Drab City share new track “Live Free and Die When It¹s Cool”
Debut album “Good Songs For Bad People” out 12th June via Bella Union
Recently described by MOJO magazine as “The new king and queen of fever-dream-pop”, and with the release of their much-anticipated debut album Good Songs For Bad People just over a fortnight away on 12th June, Drab City have today shared a new track, “Live Free and Die When It’s Cool”. A feral youth arrives in rags to the city of gold where he watches soft, fashionably dressed people discuss art over locally sourced meals and reflects on his traumatic past. Musically, the track welds dub, 70s rock, and hip hop drum breaks to a third hand AMPEX tape deck found in a dump on the city outskirts.
Another rasping and stirring release from this powerful collective. A moody curation which is deeply complex, captivating and simply visionary. Drab City continue to inspire.
A heady air of dislocation envelops Drab City’s debut album, where songs of innocence and experience merge with dub, hip-hop, dream-pop and jazzy soundtrack vibes to intoxicating effect. Drab City are fixated on social alienation, violent revenge, and (perhaps) romantic love as salvation; topics not new in music, but listening to Drab City in 2020, one is struck by how uncommon they’ve become.

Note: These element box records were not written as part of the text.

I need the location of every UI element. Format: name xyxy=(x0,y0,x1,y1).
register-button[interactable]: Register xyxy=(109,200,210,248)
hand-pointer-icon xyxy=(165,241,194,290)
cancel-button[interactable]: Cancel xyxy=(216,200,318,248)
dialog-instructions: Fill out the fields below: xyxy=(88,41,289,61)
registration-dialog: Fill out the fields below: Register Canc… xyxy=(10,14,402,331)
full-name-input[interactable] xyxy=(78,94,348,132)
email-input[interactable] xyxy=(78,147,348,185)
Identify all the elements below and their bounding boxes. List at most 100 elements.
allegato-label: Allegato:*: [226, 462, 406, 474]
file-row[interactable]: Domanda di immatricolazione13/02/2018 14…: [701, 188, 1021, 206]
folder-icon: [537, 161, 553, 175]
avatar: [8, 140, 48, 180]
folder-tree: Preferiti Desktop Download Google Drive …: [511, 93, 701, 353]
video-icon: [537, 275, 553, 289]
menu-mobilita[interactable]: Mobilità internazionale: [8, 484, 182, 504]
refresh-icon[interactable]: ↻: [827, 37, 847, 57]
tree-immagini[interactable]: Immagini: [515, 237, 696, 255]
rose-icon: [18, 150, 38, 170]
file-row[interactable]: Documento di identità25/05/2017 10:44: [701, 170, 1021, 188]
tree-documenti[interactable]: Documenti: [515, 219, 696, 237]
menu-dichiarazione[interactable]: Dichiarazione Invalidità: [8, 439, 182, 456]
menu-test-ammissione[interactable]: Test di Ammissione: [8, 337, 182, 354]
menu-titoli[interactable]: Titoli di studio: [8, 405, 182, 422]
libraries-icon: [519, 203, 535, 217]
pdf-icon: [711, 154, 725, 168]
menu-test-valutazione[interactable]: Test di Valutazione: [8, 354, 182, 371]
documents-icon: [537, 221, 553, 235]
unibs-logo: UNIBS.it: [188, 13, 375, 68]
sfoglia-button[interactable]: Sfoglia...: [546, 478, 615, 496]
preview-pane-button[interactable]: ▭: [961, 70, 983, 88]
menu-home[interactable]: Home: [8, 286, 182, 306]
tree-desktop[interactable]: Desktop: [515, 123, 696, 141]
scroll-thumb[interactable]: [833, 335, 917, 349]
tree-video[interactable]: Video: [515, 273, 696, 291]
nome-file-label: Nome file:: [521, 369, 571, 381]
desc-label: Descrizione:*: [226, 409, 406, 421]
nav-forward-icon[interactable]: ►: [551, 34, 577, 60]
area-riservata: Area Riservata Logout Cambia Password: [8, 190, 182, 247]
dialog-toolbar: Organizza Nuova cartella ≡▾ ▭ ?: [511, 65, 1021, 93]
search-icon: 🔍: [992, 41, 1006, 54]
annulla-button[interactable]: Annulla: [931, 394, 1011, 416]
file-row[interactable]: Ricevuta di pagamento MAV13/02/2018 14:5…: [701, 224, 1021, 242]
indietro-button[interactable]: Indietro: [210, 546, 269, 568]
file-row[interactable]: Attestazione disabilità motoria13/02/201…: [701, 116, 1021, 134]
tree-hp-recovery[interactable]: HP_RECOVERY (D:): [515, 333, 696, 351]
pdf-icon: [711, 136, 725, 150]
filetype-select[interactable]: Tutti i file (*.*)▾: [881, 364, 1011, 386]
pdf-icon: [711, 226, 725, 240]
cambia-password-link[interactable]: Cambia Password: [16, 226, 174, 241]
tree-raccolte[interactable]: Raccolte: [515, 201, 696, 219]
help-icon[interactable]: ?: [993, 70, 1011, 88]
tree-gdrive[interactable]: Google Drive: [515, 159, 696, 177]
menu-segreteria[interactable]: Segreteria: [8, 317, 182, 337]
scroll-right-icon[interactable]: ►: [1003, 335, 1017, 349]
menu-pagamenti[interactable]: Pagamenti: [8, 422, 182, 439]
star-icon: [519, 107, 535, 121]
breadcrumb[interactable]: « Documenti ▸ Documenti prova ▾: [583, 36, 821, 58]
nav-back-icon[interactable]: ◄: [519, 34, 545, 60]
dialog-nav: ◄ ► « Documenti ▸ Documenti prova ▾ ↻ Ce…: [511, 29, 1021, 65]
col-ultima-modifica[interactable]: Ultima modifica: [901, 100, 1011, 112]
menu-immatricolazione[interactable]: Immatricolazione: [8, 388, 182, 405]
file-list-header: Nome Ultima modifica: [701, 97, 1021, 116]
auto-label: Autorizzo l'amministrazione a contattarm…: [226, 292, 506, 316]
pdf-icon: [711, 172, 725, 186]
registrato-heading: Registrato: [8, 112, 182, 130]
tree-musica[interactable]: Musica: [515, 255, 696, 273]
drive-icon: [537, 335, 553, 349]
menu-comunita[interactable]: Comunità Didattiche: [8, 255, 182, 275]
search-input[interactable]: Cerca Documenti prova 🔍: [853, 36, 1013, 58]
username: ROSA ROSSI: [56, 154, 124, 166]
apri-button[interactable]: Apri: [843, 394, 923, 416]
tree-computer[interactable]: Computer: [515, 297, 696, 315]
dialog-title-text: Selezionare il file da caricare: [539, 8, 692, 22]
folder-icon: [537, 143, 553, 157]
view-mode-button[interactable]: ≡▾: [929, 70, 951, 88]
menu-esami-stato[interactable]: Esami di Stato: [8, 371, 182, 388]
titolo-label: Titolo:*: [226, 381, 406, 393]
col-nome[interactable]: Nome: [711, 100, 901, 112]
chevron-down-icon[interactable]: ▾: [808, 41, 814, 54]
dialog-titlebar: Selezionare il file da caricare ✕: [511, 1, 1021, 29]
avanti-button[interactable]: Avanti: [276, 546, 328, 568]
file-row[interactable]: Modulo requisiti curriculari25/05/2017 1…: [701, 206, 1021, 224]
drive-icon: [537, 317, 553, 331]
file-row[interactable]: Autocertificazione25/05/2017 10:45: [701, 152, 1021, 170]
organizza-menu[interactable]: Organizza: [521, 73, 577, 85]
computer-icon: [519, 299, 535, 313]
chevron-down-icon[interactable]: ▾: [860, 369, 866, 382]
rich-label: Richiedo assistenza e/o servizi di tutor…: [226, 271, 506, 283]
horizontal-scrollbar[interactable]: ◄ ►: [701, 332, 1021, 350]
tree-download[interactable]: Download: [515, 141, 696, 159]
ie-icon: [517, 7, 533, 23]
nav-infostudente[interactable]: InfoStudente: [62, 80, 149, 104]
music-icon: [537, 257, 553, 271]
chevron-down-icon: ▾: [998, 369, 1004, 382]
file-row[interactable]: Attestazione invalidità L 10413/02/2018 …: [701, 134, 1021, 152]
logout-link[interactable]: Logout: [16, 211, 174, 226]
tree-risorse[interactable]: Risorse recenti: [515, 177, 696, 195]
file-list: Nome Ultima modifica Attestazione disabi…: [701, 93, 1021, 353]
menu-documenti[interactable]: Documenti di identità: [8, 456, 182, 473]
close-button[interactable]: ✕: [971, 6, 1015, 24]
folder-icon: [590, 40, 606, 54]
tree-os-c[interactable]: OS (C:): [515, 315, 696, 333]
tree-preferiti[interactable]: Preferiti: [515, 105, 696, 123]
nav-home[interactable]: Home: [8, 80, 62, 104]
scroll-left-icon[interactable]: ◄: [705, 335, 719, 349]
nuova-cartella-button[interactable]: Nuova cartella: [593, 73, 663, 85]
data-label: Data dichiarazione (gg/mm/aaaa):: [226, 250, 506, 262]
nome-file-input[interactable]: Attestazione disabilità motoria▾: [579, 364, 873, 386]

Lyrically, these songs often project punkish angst and resentment. “Working For the Men” is a degraded service worker’s revenge ballad, imagining male tormenters brought to a violent end. “Hand On My Pocket” tells of a destitute, wandering youth. One night she meets a stranger on a desert road, and is told of a nearby city where a soft, rich citizenry make easy targets. Class war is palpable. Other songs are more opaque, but seem to speak of being the black sheep of the family, or being weighed down by the dullness of hometown life. Yet the casual listener might not notice the violence as the music itself is far from abrasive.
Dreamy and ethereal, a foundation of flute, vibraphone, and jazzy guitar chord melody can switch to drum machines or funk-inflected girl-group pop at a moment’s notice. It’s a flurry of 20th century references, combining and recombining at such a schizophrenic pace, the overall effect is something that could only be conjured in our frenzied present. At once catchy and unfamiliar, the melodic, welcoming soundscapes are a Trojan horse for the band’s antisocial outlook.